研究課題
若手研究(B)
アクアポリン(AQP)5蛋白質は合成された後、細胞膜へ移動して機能する蛋白質であるが、どの過程で発現・分解調節を受けているのかを検討するために全長のAQP5遺伝子のN末またはC末にGFP融合蛋白を発現するVectorを作成しstableに発現する細胞株を樹立した。この細胞株でのAQP5の細胞膜への移動調節能を検討したところ、未刺激下ではAQP5のN末にGFPを融合させた場合(GFP-AQP5)は細胞質内で発現するが、C末に融合させた場合(AQP5-GFP)は細胞膜で発現しており、発現の局在が異なることを見いだした。これは同じAQP familyであるAQP2でも同様の報告がされており、これらの蛋白はC末領域に結合する蛋白により細胞膜への移動調節を受けている可能性がさらに強く示唆された。
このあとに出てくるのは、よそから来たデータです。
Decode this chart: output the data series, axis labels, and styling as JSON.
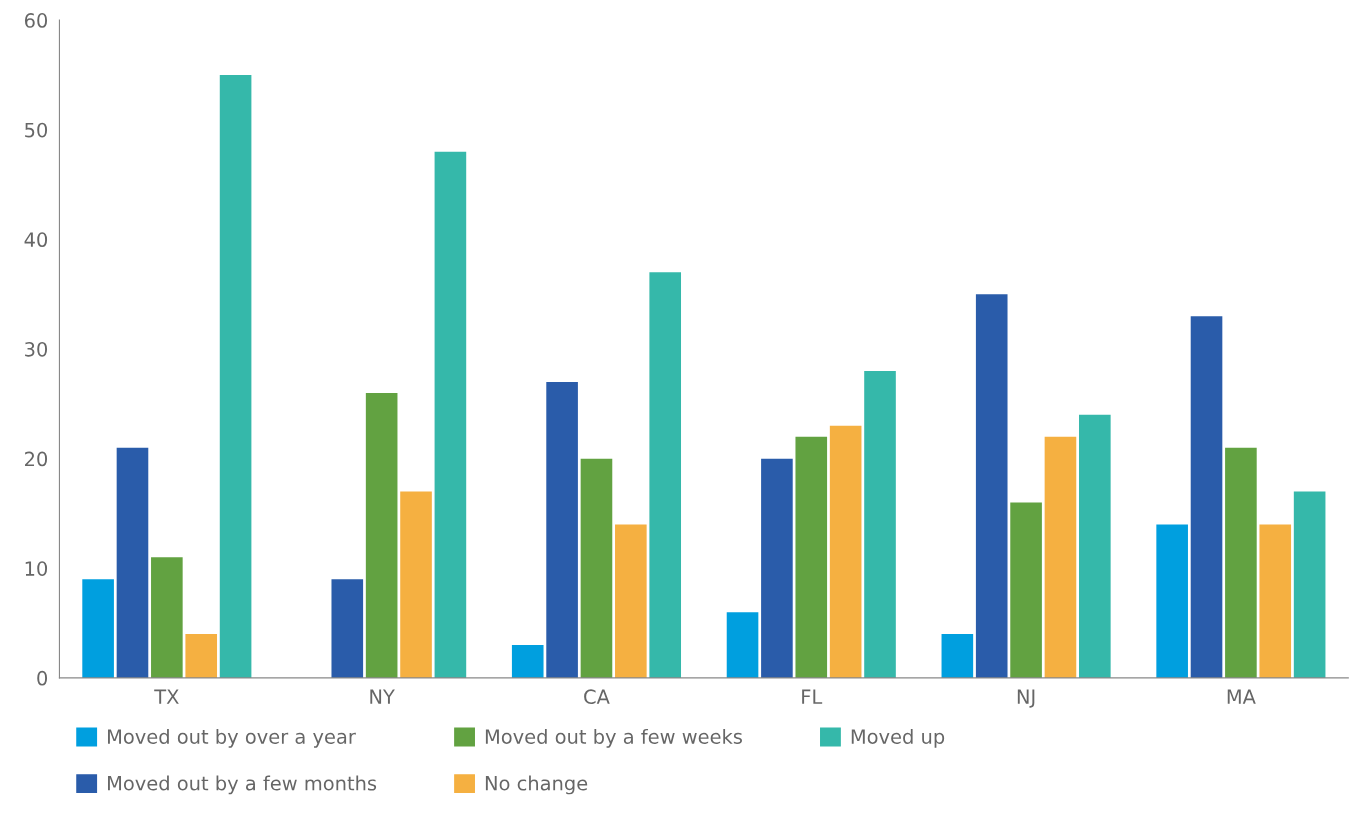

また、GFP-AQP5はdbcAMP刺激により細胞質内から細胞膜への移動が認められ、さらにPKA阻害剤であるH-89によりその移動が阻害されたことから、AQP5の細胞膜への移動にはPKAが関与していることを明らかにした。自然発生的に顎下腺細胞膜特異的にAQP5蛋白質の発現量が低いラットおよび正常な発現量のラット顎下腺から抽出したRNAを用いて2つの組織間で異なる発現をする遺伝子のスクリーニングをRepresentational Difference Analysis法により行ったところ、既知のセリンプロテアーゼ系酵素が同定された。このAQP5の発現量が低い顎下腺細胞膜蛋白抽出物と正常な発現量の膜蛋白抽出物を混合してインキュベートした際に総AQP5蛋白質量が減少すること、またAQP5のmRNAの発現量は同程度であることから、AQP5蛋白発現量の低い顎下腺では、今回検出した酵素がAQP5蛋白質の分解に関与している可能性が考えられた。